La boutique orientale diffère beaucoup de la boutique européenne : c’est une espèce d’alcôve pratiquée dans la muraille et qui se ferme le soir avec des volets qu’on rabat comme des mantelets de sabord ; le marchand, accroupi en tailleur sur un bout de natte ou de tapis de Smyrne, fume nonchalamment son chibouck ou fait défiler dans ses doigts distraits les grains de son comboloio d’un air impassible et détaché, gardant la même pose des heures entières et ayant l’air de se soucier fort peu de la pratique ; les acheteurs se tiennent habituellement en dehors, dans la rue, examinant les marchandises entassées sur la devanture sans la moindre coquetterie mercantile ; l’art de l’étalage, poussé à un si haut degré en France, est entièrement inconnu ou dédaigné en Turquie ; rien ne rappelle, même dans les plus belles rues de Constantinople, les splendides magasins de la rue Vivienne ou du Strand.

Fumer est un des premiers besoins du Turc ; aussi les boutiques de marchands de tabac, de bouquins d’ambre et de lulés abondent-elles. Le tabac, haché très-fin en longues touffes soyeuses et de couleur blonde, est disposé par tas sur la planchette d’étalage, suivant les prix et qualités ; il se divise en quatre sortes principales dont voici les noms : iavach (doux), orta (moyen), dokan akleu (piquant), sert (fort), et se vend de dix-huit à vingt piastres l’ocque, (l’ocque revient à deux livres et demie environ), suivant la provenance. Ces tabacs, de force graduée, se fument dans le chibouck ou se roulent en cigarettes dont l’usage commence à se répandre en Turquie. Les plus estimés sont ceux de la Macédoine.
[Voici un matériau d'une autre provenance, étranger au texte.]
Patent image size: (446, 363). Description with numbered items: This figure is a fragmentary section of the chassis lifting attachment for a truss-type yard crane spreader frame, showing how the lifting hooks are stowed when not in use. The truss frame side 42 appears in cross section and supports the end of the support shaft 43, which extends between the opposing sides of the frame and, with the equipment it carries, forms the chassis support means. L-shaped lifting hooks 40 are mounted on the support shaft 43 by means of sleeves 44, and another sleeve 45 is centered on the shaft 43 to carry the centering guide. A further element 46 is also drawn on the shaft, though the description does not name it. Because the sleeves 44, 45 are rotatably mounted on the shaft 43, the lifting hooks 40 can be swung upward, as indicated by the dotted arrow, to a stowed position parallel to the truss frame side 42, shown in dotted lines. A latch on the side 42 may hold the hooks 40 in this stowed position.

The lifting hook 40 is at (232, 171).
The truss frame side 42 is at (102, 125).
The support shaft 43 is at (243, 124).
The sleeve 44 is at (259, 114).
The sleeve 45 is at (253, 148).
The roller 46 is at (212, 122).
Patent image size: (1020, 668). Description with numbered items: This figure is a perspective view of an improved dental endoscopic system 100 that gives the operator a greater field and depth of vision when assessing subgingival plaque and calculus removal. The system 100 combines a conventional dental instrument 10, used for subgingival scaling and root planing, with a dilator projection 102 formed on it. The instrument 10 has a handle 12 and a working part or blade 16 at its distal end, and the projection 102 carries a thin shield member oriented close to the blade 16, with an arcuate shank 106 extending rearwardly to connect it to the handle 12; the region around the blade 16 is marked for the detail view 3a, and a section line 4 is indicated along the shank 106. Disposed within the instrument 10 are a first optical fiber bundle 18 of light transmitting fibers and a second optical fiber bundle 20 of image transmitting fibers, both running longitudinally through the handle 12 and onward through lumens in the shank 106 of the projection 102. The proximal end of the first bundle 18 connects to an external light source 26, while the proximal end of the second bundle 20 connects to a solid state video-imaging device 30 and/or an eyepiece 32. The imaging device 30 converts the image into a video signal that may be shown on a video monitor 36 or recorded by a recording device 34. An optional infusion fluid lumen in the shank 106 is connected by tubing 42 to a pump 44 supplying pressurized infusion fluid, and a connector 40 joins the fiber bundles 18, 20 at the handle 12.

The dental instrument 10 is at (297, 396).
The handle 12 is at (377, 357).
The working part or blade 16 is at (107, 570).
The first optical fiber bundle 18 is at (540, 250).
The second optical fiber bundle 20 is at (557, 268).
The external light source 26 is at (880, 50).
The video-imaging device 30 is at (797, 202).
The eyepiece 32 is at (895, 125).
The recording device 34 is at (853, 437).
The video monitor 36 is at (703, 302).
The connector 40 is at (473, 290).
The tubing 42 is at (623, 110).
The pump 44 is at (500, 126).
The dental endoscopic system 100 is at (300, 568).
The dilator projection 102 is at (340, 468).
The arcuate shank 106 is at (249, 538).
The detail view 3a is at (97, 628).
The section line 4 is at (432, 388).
Le tombeki, tabac exclusivement destiné au narghiléh, vient de Perse ; il n’est pas haché comme l’autre, mais froissé et rompu en petits morceaux ; sa couleur est plus brune, et sa force est telle, qu’il ne peut être fumé sans avoir subi préalablement deux ou trois lavages. Comme il s’éparpillerait, on le renferme dans des bocaux de verre, ainsi que les drogues d’apothicairerie. Sans tombeki, le narghiléh est impossible, et il est fâcheux qu’on ne puisse que très-difficilement s’en procurer en France, car rien n’est plus favorable aux poétiques rêveries que d’aspirer à petites gorgées, sur les coussins d’un divan, cette fumée odorante, rafraîchie par l’eau qu’elle traverse, et qui vous arrive après avoir circulé dans des tuyaux de maroquin rouge ou vert dont on s’entoure le bras, comme un psylle du Caire jouant avec des serpents. C’est le sybaritisme du fumage, de la fumerie ou de la fumade — le mot manque, et j’essaye des trois vocables en attendant que le mot propre se fasse de lui-même — poussé à son plus haut degré de perfection ; l’art ne reste pas étranger à cette délicate jouissance ; il y a ces narghiléhs d’or, d’argent et d’acier ciselés, damasquinés, niellés, guillochés d’une façon merveilleuse, et d’un galbe aussi élégant que celui des plus purs vases antiques ; les grenats, les turquoises, les coraux et d’autres pierres plus précieuses en étoilent souvent les capricieuses arabesques, vous fumez dans un chef-d’œuvre un tabac métamorphosé en parfum, et je ne vois pas ce que la duchesse la plus aristocratiquement dédaigneuse pourrait objecter à ce passe-temps qui procure aux sultanes de longues heures ce kief et d’heureux oubli au bord des fontaines de marbre, sous le treillage des kiosques.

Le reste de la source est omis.